Schéma du mode de validation sur Solana
La validation des blocs étant traitée en parallèle, la seule limite théorique au débit de Solana semble être le nombre de cœurs d’un processeur

Solana, le seul véritable Ethereum killer ?

Solana est actuellement le réseau le plus performant en terme de vitesse, avec un nombre impressionnant de transactions par seconde.

Ses frais de transactions sont quant à eux ridiculement bas : comptez moins d’1$ de frais pour exécuter 1000 transactions.

Devant l’engorgement grandissant du réseau Ethereum et des frais qui deviennent exorbitants, Solana a su convaincre une communauté de plus en plus importante.

A titre de comparaison Ethereum permet d’effectuer 10-15 transactions par seconde (TPS).

Solana culmine à plus de 2000 TPS et pourrait selon ses développeurs déjà supporter 50 000 à 65 000 TPS.

En fait, d’après ses créateurs la seule limite de Solana réside dans la puissance maximale du matériel informatique actuel.

La blockchain est ainsi censée évoluer en suivant la loi de Moore, c’est-à dire que la seule limitation à sa scalabilité reste en théorie la puissance des machines qui font tourner le protocole.

Avec sa scalabilité démesurée Solana peut déjà se targuer d’offrir un moyen de paiement au moins aussi performant que les plateformes classiques.

Un réseau de paiement centralisé comme Visa par exemple peut traiter jusqu’à 50 000 TPS, bien que dans la réalité il ne traite en général pas plus de 5000 TPS.

Reste maintenant à réussir l’épreuve du temps pour savoir si Solana peut rester un concurrent sérieux à Ethereum.

En effet, si elle passe haut la main le test de la scalabilité il faut rappeler qu’une blockchain est construite pour répondre à un trilemme central : Scalabilité, Décentralisation et Sécurité.

Solana doit encore prouver sa valeur sur ces deux derniers points si elle veut s’assoir à la même table qu’Ethereum.

Membres de l’équipe

Le projet est dirigé par une équipe talentueuse avec à sa tête Anatoly Yakovenko.
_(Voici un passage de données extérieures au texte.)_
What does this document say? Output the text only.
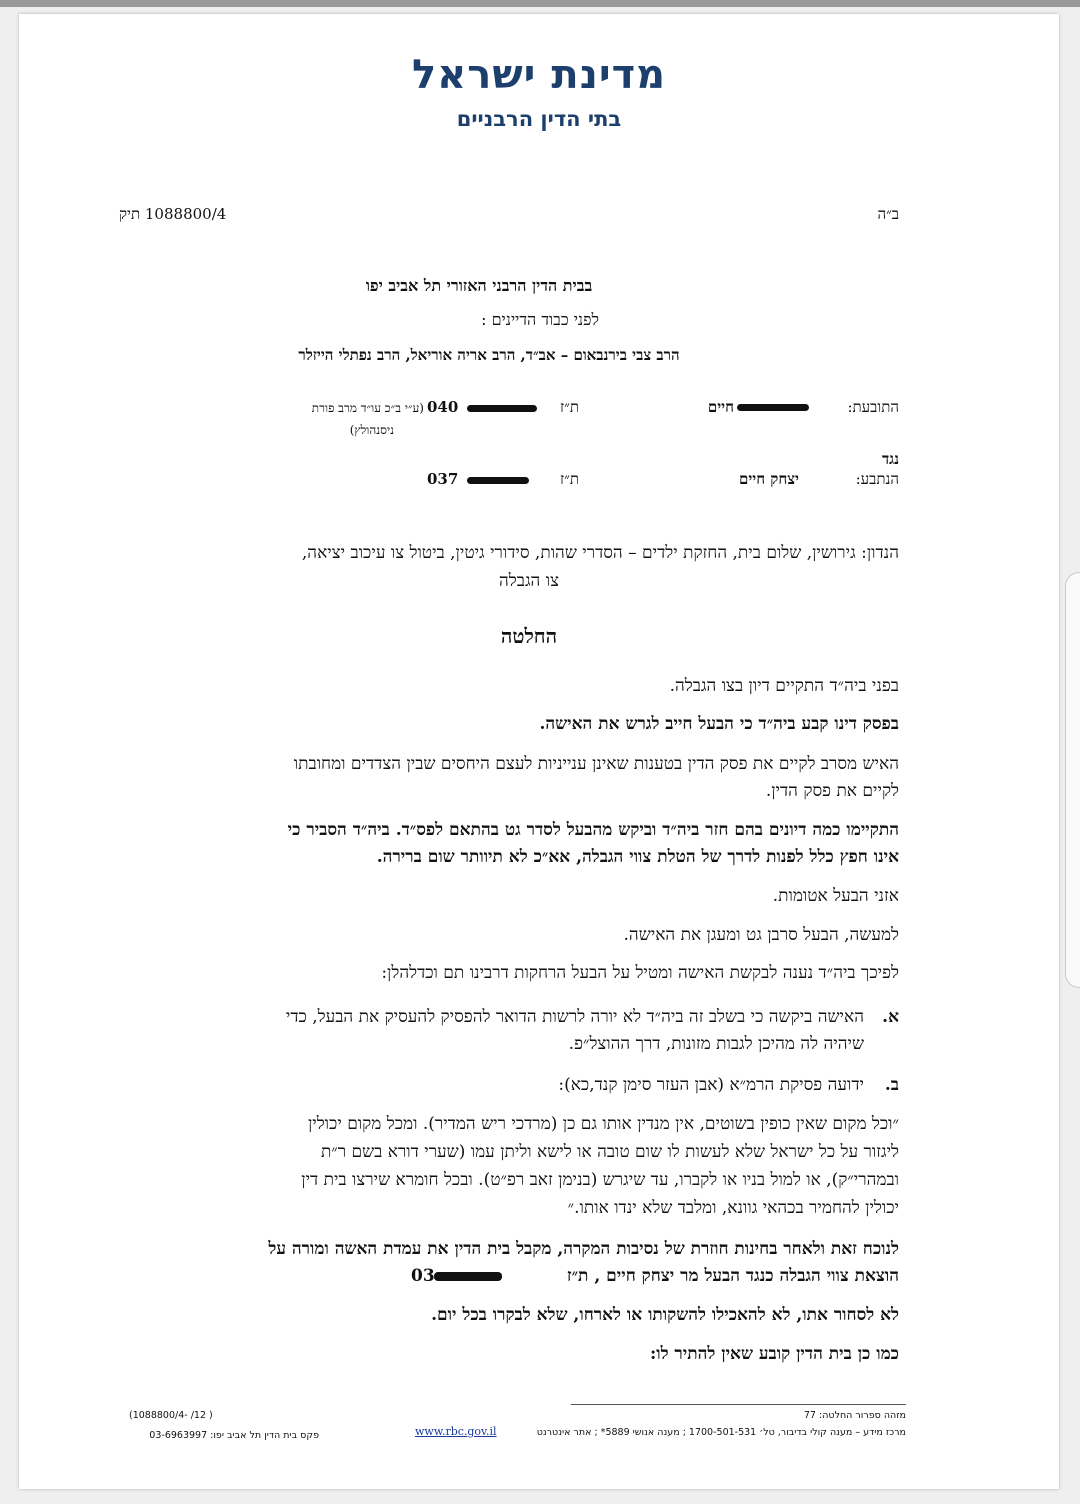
מדינת ישראל
בתי הדין הרבניים
ב״ה
1088800/4 תיק
בבית הדין הרבני האזורי תל אביב יפו
לפני כבוד הדיינים :
הרב צבי בירנבאום – אב״ד, הרב אריה אוריאל, הרב נפתלי הייזלר
התובעת:
חיים
ת״ז
040
(ע״י ב״כ עו״ד מרב פורת
ניסנהולץ)
נגד
הנתבע:
יצחק חיים
ת״ז
037
הנדון: גירושין, שלום בית, החזקת ילדים – הסדרי שהות, סידורי גיטין, ביטול צו עיכוב יציאה,
צו הגבלה
החלטה
בפני ביה״ד התקיים דיון בצו הגבלה.
בפסק דינו קבע ביה״ד כי הבעל חייב לגרש את האישה.
האיש מסרב לקיים את פסק הדין בטענות שאינן ענייניות לעצם היחסים שבין הצדדים ומחובתו
לקיים את פסק הדין.
התקיימו כמה דיונים בהם חזר ביה״ד וביקש מהבעל לסדר גט בהתאם לפס״ד. ביה״ד הסביר כי
אינו חפץ כלל לפנות לדרך של הטלת צווי הגבלה, אא״כ לא תיוותר שום ברירה.
אזני הבעל אטומות.
למעשה, הבעל סרבן גט ומעגן את האישה.
לפיכך ביה״ד נענה לבקשת האישה ומטיל על הבעל הרחקות דרבינו תם וכדלהלן:
א.
האישה ביקשה כי בשלב זה ביה״ד לא יורה לרשות הדואר להפסיק להעסיק את הבעל, כדי
שיהיה לה מהיכן לגבות מזונות, דרך ההוצל״פ.
ב.
ידועה פסיקת הרמ״א (אבן העזר סימן קנד,כא):
״וכל מקום שאין כופין בשוטים, אין מנדין אותו גם כן (מרדכי ריש המדיר). ומכל מקום יכולין
ליגזור על כל ישראל שלא לעשות לו שום טובה או לישא וליתן עמו (שערי דורא בשם ר״ת
ובמהרי״ק), או למול בניו או לקברו, עד שיגרש (בנימן זאב רפ״ט). ובכל חומרא שירצו בית דין
יכולין להחמיר בכהאי גוונא, ומלבד שלא ינדו אותו.״
לנוכח זאת ולאחר בחינות חוזרת של נסיבות המקרה, מקבל בית הדין את עמדת האשה ומורה על
הוצאת צווי הגבלה כנגד הבעל מר יצחק חיים , ת״ז
03
לא לסחור אתו, לא להאכילו להשקותו או לארחו, שלא לבקרו בכל יום.
כמו כן בית הדין קובע שאין להתיר לו:
מזהה ספרור החלטה: 77
מרכז מידע – מענה קולי בדיבור, טל׳ 1700-501-531 ; מענה אנושי 5889* ; אתר אינטרנט
www.rbc.gov.il
(1088800/4- /12 )
פקס בית הדין תל אביב יפו: 03-6963997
Ancien manager chez Qualcomm, il a passé une dizaine d’années au sein de l’entreprise californienne qui gère la conception et la commercialisation de processeurs pour smartphone.

Il est ensuite passé chez Dropbox en tant qu’ingénieur logiciel avant de lancer Solana.

Dans son sillage il a emmené Greg Fitzgerald, l’un de ses collègues chez Qualcomm, ainsi que plusieurs autres employés de Qualcomm qui sont venus se greffer au projet par la suite.